The article in this issue by Widge et al. [3] subjects these efforts of Baldermann and colleagues to statistical scrutiny. In their own analysis of eight subjects’ worth of data, Widge et al. used patient-specific (rather than normative) diffusion data for the connectomic analyses. Rather than simply taking the Baldermann model and testing for correlation within their dataset, they used various regression models to identify a relationship between candidate tracts and outcomes. In addition, they added statistical rigor by subjecting their models to formal multi-fold cross validation. The central message of their report is that none of the candidate tract models demonstrated predictive value of symptom improvement when tested in this statistically rigorous way.
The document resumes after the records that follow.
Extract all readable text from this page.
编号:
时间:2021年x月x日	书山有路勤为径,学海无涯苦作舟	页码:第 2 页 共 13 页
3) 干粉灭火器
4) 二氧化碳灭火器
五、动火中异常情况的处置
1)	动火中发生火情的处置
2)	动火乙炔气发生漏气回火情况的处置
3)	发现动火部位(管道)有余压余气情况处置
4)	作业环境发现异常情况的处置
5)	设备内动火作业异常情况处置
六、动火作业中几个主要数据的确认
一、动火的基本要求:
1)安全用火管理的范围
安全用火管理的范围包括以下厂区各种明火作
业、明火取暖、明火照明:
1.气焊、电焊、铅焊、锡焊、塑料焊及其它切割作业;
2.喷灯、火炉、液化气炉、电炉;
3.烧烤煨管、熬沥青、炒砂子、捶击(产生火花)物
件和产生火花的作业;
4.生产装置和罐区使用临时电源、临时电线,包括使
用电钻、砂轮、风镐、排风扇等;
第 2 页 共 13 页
Widge et al. point out important potential weaknesses in the previous efforts. Normative approaches tend to average out individual differences that may be critical for patient-specific targeting. Further, simply relying on correlative results does not guarantee predictive value, without which clinical relevance for prospective use is minimal. These concerns are partially allayed by a few notable factors. The multi-cohort nature of the previous work provides some confidence that independent groups, with their own targeting approaches, arrived at results whose connectomic profile bears at least some mutual resemblance. Further, although the power analysis and repeated measures design of Widge et al. are reassuring, the overall small sample size raises questions about generalizability across larger cohorts. Thus on one hand, debate over the relative importance of these perspectives and the apparently contradictory results may produce handwringing in the community.
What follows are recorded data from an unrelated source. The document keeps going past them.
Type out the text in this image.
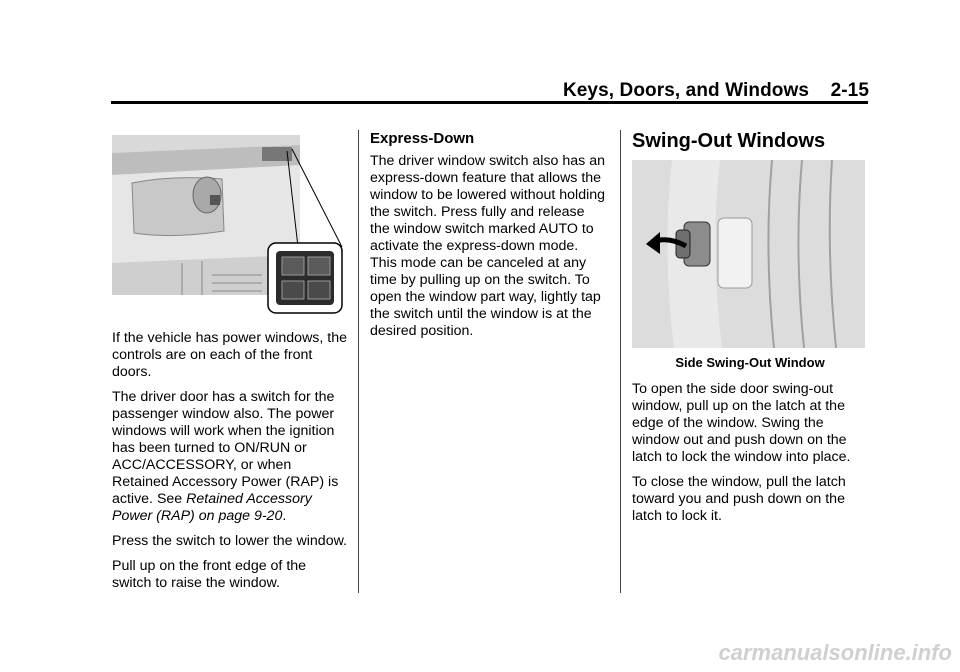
Keys, Doors, and Windows 2-15

If the vehicle has power windows, the controls are on each of the front doors.

The driver door has a switch for the passenger window also. The power windows will work when the ignition has been turned to ON/RUN or ACC/ACCESSORY, or when Retained Accessory Power (RAP) is active. See Retained Accessory Power (RAP) on page 9-20.

Press the switch to lower the window.

Pull up on the front edge of the switch to raise the window.

Express-Down

The driver window switch also has an express-down feature that allows the window to be lowered without holding the switch. Press fully and release the window switch marked AUTO to activate the express-down mode. This mode can be canceled at any time by pulling up on the switch. To open the window part way, lightly tap the switch until the window is at the desired position.

Swing-Out Windows
Side Swing-Out Window

To open the side door swing-out window, pull up on the latch at the edge of the window. Swing the window out and push down on the latch to lock the window into place.

To close the window, pull the latch toward you and push down on the latch to lock it.

carmanualsonline.info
On the other hand, one key common finding between Widge et al. and previous work could be a critical catalyst for advancement. Despite disagreement between patient-specific predictive value, both highlight the importance of fibers traveling between ACC and thalamic/subthalamic regions. The ACC is a key component of the cognitive machinery necessary for controlled decision-making [4]. When functioning optimally, this region helps allocate cognitive resources to decisions at hand, calling for engagement of greater control and therefore slower, more careful decisions in the face of conflict, and relaxing control and permitting faster, more automatic decisions otherwise. When dysfunctional, persistent signaling from ACC could produce maladaptive perseveration for stimuli that are no longer relevant, the resulting phenotype of which would be compulsive behaviors [5]. Indeed, there is a substantial literature on the role of ACC in the pathophysiology of OCD, as mentioned in Widge et al.

The challenging but tantalizing implication is that we may be on the threshold of an era in which we can target specific neurocognitive domains of psychiatric disorders with a transdiagnostic approach. For example, we may target one region (e.g., ACC ± associated tracts) for cognitive control deficits and another (e.g., orbital or ventral prefrontal cortex) for reward sensitivity deficits, rather than treating all cases of OCD as homogeneous. This approach would be the RDoC (research domain criteria) version of DBS. For now, surgical neuromodulation is likely the best tool we have for this refined approach, as only this modality can possibly target neighboring brain regions and interlacing fiber tracts with the requisite specificity. This specificity is achieved at the expense of invasiveness, but the tradeoff would be worthwhile if risks remain low and outcomes continue to improve.